%matplotlib inline
import numpy as np
from numpy import fft
import matplotlib.animation as animation
import matplotlib.pyplot as plt
from IPython.display import Video
Writer = animation.writers['ffmpeg']
writer1 = Writer(fps=30, metadata=dict(artist='Me'), bitrate=1800)
The time-dependent Schrodinger equation is a bit difference from the time independent equation. \begin{align} i h \frac{\partial}{\partial x} \psi (x,t) = H \psi\\ H = -\frac{\hbar^2}{2m} \nabla^2 + V(x,t) \end{align}
Where $H$ is the enegy hamiltonian of the system, meaning that because $V(x,t)$ is a time varying potential, then the laplacian term must be the kinetic term.

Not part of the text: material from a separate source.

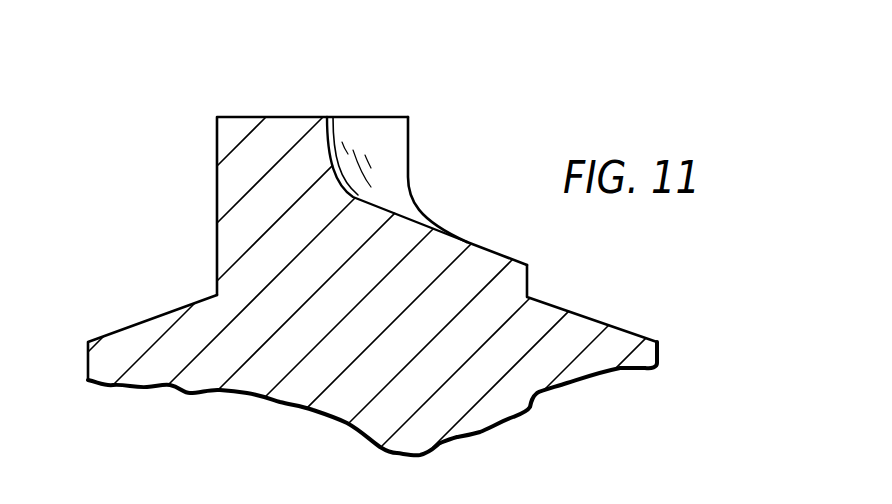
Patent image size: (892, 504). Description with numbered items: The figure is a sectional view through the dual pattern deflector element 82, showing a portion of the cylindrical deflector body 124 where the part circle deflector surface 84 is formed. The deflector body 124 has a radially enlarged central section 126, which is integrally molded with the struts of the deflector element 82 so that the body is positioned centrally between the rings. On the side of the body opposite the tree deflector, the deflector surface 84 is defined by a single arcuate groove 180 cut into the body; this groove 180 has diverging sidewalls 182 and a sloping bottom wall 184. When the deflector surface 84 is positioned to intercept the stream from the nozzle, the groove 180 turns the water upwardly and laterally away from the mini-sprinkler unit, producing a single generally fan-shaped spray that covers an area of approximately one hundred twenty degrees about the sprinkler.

This PDE is quite daunting until one applies seperation of variables to discover that the time evolution of the schrodinger equation is just a extension of the time independent equation, which is multiplied by a phase term $e^{-iHt/\hbar}$ to get the solution to the time dependent schrodinger equation.
... But this isn't always that useful in practice, evolving forward the eigenstates of the time independent solution is useful in the context of certain contexts and potentials, such as solving the schrodinger equation in a infinite square well, however, for arbitrary initial conditions, while the particle will eventually settle into the time independent steady state solution, we can say very little about the transient solution (going from initial conditions to the steady state), particularly if the potential is non-linear. Further, our entire assumption of seperability goes out the window if the potential is time varying.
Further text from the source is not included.